The $12.5-million Phase IV renovations at La Verendrye hospital here are on schedule, with the first newly-renovated unit—the sterile processing and distribution department—being showcased at an open house Friday afternoon.
Department manager Cindy Cole referred to the renovated unit, which is responsible for sterilizing all equipment used in medical procedures at the local hospital, as well as the health centres in Emo and Rainy River and at Rainycrest, as the “heart of the hospital.”
“No other part of the hospital could function without sterile processing and distribution,” she remarked.
Cole noted the sterilization of medical equipment, and what can happen if it’s not done properly, has been a hot topic in the media in recent years.
“People are truly understanding the importance of this department,” she remarked.
“The important thing is to show people what can happen with planning, time, and a [heck] of a lot of money,” Riverside CEO Wayne Woods said in a brief speech before a dozen or so hospital staff Friday afternoon.
What’s more encouraging, Woods added, is the fact the rest of the hospital is “going to look every bit as good as this department” when the Phase IV renovations are completed in the spring of 2006.
He thanked project manager Ed Cousineau, who’s also Riverside’s manager of engineering and maintenance, and the rest of the staff for their hard work on this department, as well as those still being worked on.
The renovated sterile processing and distribution department is now located on the main floor close to the emergency room (it used to be located in the basement).
Staff have been working in the new area since Oct. 26.
It consists of four rooms, with a nurses’ station in the hallway. Cole noted the new sterile processing and distribution department not only looks sharp, but “the work flow is better,” with more room for staff to move around.
Cole led small groups of Riverside staff and local media through the sterilization process.
When something that needs to be sterilized is sent to the department, it first goes to the decontamination room.
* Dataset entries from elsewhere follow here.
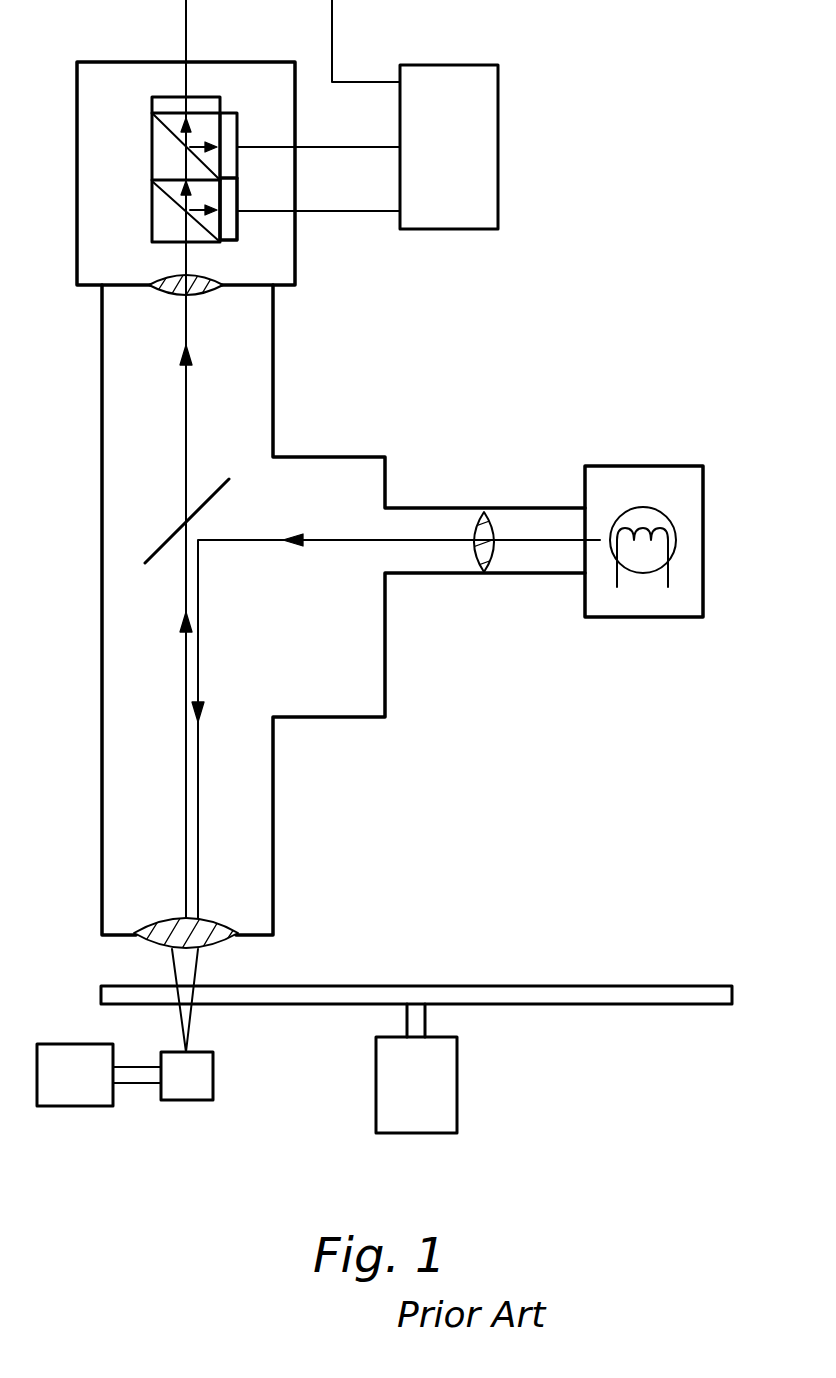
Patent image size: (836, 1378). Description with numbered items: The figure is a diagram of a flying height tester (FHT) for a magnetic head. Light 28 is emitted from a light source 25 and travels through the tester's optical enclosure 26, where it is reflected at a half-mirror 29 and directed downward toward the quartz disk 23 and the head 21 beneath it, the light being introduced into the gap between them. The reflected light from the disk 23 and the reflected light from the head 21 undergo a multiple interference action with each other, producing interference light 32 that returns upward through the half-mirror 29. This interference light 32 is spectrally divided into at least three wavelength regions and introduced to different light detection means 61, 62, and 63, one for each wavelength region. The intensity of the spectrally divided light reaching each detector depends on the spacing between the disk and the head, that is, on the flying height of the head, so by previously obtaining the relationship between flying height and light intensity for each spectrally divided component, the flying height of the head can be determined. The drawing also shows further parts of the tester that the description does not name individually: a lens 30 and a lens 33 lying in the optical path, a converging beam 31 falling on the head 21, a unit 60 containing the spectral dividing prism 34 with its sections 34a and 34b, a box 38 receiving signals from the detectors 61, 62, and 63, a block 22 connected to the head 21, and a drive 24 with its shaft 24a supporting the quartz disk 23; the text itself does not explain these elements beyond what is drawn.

The head 21 is at (213, 1094).
The signal processing circuit 22 is at (96, 1089).
The quartz disk 23 is at (525, 986).
The spindle motor 24 is at (439, 1098).
The spindle shaft 24a is at (425, 1015).
The light source 25 is at (676, 540).
The housing / light path 26 is at (273, 365).
The light 28 is at (200, 622).
The half-mirror 29 is at (160, 548).
The objective lens 30 is at (158, 920).
The converging light beam 31 is at (188, 1030).
The interference light 32 is at (186, 688).
The imaging lens 33 is at (152, 295).
The color separation prism 34 is at (137, 132).
The first dichroic prism 34a is at (185, 210).
The second dichroic prism 34b is at (185, 147).
The signal processing circuit 38 is at (471, 166).
The color camera unit 60 is at (138, 110).
The light detection means 61 is at (237, 223).
The light detection means 62 is at (237, 131).
The light detection means 63 is at (215, 97).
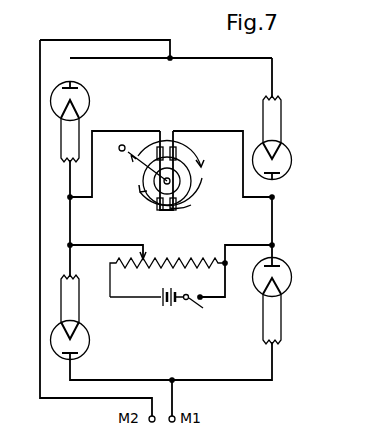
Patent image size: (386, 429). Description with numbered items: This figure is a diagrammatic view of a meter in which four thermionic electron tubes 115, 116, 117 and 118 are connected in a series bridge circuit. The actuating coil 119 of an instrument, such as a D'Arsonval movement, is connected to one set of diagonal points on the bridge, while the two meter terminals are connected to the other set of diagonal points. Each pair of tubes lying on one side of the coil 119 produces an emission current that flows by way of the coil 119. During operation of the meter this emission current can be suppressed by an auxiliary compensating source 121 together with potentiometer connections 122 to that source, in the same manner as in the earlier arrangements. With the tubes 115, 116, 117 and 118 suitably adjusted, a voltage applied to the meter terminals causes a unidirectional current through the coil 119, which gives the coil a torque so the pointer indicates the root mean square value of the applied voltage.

There, it is hand-scrubbed by personnel in masks, gloves, and a plastic coverall before going through an automated processor, not unlike a dishwasher.
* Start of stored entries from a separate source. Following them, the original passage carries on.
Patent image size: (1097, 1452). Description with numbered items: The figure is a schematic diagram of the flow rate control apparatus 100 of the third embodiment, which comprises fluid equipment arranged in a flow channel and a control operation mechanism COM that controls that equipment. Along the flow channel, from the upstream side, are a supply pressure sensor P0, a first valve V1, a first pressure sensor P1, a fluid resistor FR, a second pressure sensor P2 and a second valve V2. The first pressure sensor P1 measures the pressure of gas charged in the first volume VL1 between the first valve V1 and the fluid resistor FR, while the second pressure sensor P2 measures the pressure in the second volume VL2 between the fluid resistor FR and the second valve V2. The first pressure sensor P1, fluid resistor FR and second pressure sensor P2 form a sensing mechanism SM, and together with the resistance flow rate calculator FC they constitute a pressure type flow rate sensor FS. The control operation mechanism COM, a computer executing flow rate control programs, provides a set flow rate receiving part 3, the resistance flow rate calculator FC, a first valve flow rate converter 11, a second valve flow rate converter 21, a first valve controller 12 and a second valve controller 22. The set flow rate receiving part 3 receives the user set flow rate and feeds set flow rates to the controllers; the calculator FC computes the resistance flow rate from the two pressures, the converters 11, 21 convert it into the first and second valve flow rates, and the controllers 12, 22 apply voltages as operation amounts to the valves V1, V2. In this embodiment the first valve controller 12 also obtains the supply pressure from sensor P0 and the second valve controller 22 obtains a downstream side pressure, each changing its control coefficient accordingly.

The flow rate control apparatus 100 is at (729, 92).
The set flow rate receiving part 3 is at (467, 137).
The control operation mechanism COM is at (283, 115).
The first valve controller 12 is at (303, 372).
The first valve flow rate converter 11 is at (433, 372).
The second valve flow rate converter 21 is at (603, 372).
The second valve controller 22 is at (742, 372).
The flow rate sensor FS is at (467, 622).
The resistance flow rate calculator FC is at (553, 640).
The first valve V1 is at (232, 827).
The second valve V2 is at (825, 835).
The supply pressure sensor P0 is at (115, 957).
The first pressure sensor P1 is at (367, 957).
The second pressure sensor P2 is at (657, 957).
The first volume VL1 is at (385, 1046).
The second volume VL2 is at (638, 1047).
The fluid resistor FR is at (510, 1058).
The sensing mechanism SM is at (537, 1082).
From there, it is assembled in a room slightly cooler than others in the hospital and sealed in a plastic wrap. “It’s like having a brand new instrument every time,” said technical RPN Donna Calder.
The medical apparatus then would be sent to an autoclave—a device which uses heat to ensure any bacteria possibly still left on it will be killed.
Then, the item is kept in a holding area.
One of the many safeguards used to ensure the item is truly sterilized, special tape is wrapped around a treated item. If stripes appear on the tape after a certain period of time, it’s sterile.
From there, it is ready to be re-distributed back into the health-care system.
The sterile processing and distribution department includes five sterile processing technicians and one technical RPN.
< *c>Other renovations
Meanwhile, other areas of the hospital soon will be ready for use.
For instance, the reception for the sterile processing and distribution department was held in the new emergency registration and switchboard area, which will be operational sometime in January, Cousineau said Friday during a brief tour of other areas under renovation.
He noted the next area to be moved into should be the lab, which is expected to be ready by mid-February. This area is located in the expansion to the south, just off the main entrance from Front Street.
The new dialysis unit, which also is located in the expansion at the front of the hospital, is expected to be operational by next summer.
Overall, Cousineau said the work has been on time, and having an experienced contractor like Penn-Co has helped. The company also worked on the Emo and Rainy River Health Centres in recent years.
“Hospitals are the number-one hardest thing to build,” he stressed, pointing out there’s two electrical systems to consider, different designs, and even loads for different parts of the structure, and “lots of regulations for each department.”
Riverside communications officer Teresa Hazel noted staff also are excited about the renovations and that the whole process has included their input—even down to seemingly small details, like where’s the best place to put electrical outlets.
New security
Cousineau noted one significant aspect the public will notice after the completed renovations is heightened security.
“We have a very big security system coming in,” he remarked. “The ministry wants more hospitals to be more secure.
“Emo and Rainy River open themselves up and close themselves down. We’re going to have that here,” Cousineau said, referring to the computerized access systems at the other two health centres in the district.
Cousineau noted high-profile epidemics, like SARS, has got the Ministry of Health and Long-term Care more serious than ever about controlling the spread of viruses.
This will mean most areas of the hospital will not be accessible without the use of proximity cards—devices that unlock doors for which the cardholder has clearance.
And even once they’re through those doors, many areas will require staff, whether they’re actually dealing directly with patients or not, to wear the appropriate sterile garb.